A pilot study involving 101 participants was conducted to validate the data collection methodology, leading to refinements before full-scale data collection. The intraoral images were annotated by experienced dentists using the LabelMe tool, with a rigorous validation process ensuring the reliability of the dataset. Inter-rater reliability was assessed using Cohen’s Kappa coefficient, yielding a high agreement score of 0.89. The dataset, organized into structured folders for images and annotations in multiple formats (LabelMe, YOLO, PASCAL VOC, COCO), is available on the Zenodo repository, facilitating its use for training and benchmarking deep learning models in dental caries detection.

Limitations

The dataset utilized in this study presents several notable limitations that may impact the findings. A significant shortcoming is the lack of annotations for dental fluorosis, which is prevalent in the study region.
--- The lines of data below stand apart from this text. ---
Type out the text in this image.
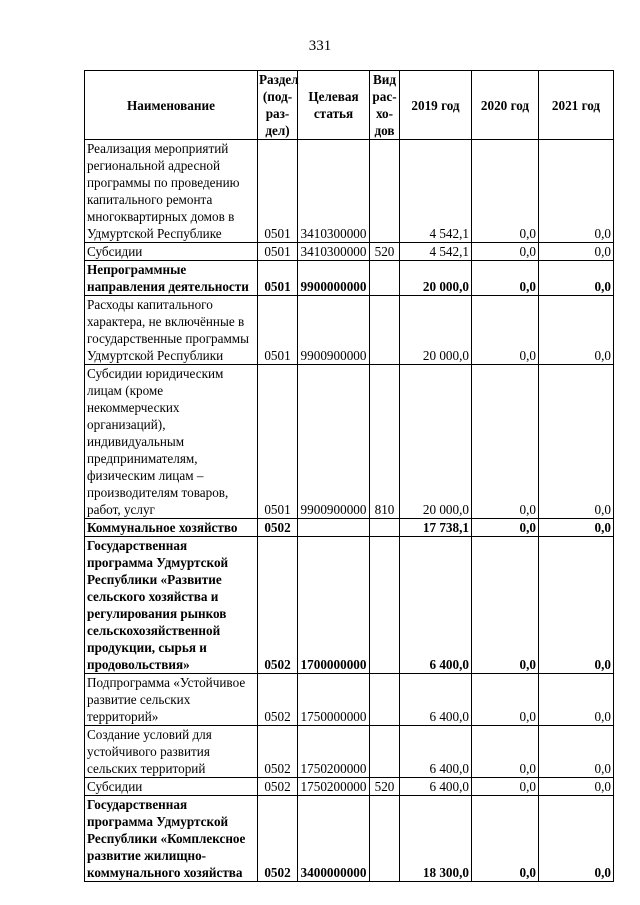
331
Наименование	Раздел (под-раз-дел)	Целевая статья	Вид рас-хо-дов	2019 год	2020 год	2021 год
Реализация мероприятий региональной адресной программы по проведению капитального ремонта многоквартирных домов в Удмуртской Республике	0501	3410300000		4 542,1	0,0	0,0
Субсидии	0501	3410300000	520	4 542,1	0,0	0,0
Непрограммные направления деятельности	0501	9900000000		20 000,0	0,0	0,0
Расходы капитального характера, не включённые в государственные программы Удмуртской Республики	0501	9900900000		20 000,0	0,0	0,0
Субсидии юридическим лицам (кроме некоммерческих организаций), индивидуальным предпринимателям, физическим лицам – производителям товаров, работ, услуг	0501	9900900000	810	20 000,0	0,0	0,0
Коммунальное хозяйство	0502			17 738,1	0,0	0,0
Государственная программа Удмуртской Республики «Развитие сельского хозяйства и регулирования рынков сельскохозяйственной продукции, сырья и продовольствия»	0502	1700000000		6 400,0	0,0	0,0
Подпрограмма «Устойчивое развитие сельских территорий»	0502	1750000000		6 400,0	0,0	0,0
Создание условий для устойчивого развития сельских территорий	0502	1750200000		6 400,0	0,0	0,0
Субсидии	0502	1750200000	520	6 400,0	0,0	0,0
Государственная программа Удмуртской Республики «Комплексное развитие жилищно-коммунального хозяйства	0502	3400000000		18 300,0	0,0	0,0
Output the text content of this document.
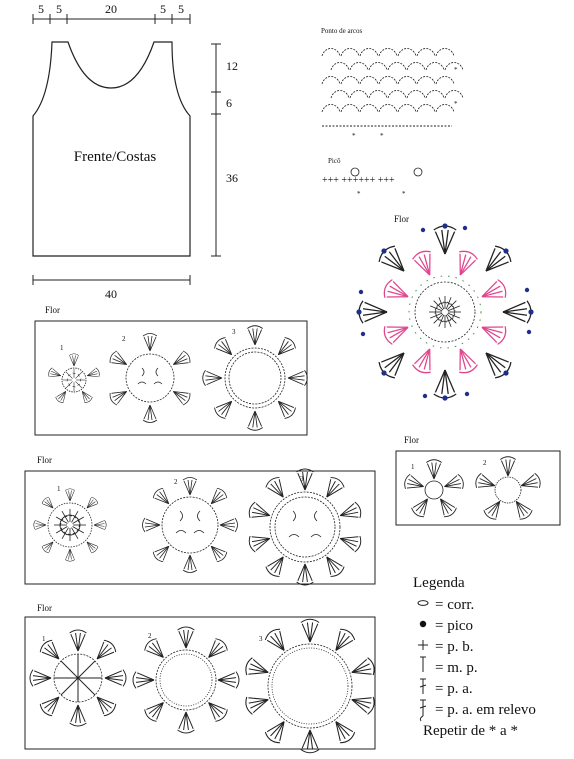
5 5	20	5 5
Frente/Costas
12
6
36
40
Ponto de arcos
*
*
*	*
Picô
+++ ++++++ +++
*	*
Flor
Flor
1
2
3
Flor
1	2
Flor
1
2	3
Flor
1	2	3
Legenda
= corr.
= pico
= p. b.
= m. p.
= p. a.
= p. a. em relevo
Repetir de * a *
This omission stems from the study’s primary focus on dental caries and the challenges associated with differentiating fluorosis from non-cavitated carious lesions in 2D intraoral images. The visual similarities between these conditions can lead to mislabeling or misinterpretation, highlighting the need for future datasets to include distinct annotations for fluorosis, ideally supported by clinical examinations.

Additionally, the dataset’s reliance on images captured solely with a single type of mobile phone camera restricts the generalizability of the image quality across different devices. Furthermore, the exclusion of individuals under the age of 10 limits the dataset’s applicability for detecting caries in children, particularly concerning primary dentition. Addressing these limitations in future research is essential for enhancing the accuracy and applicability of dental caries detection methodologies.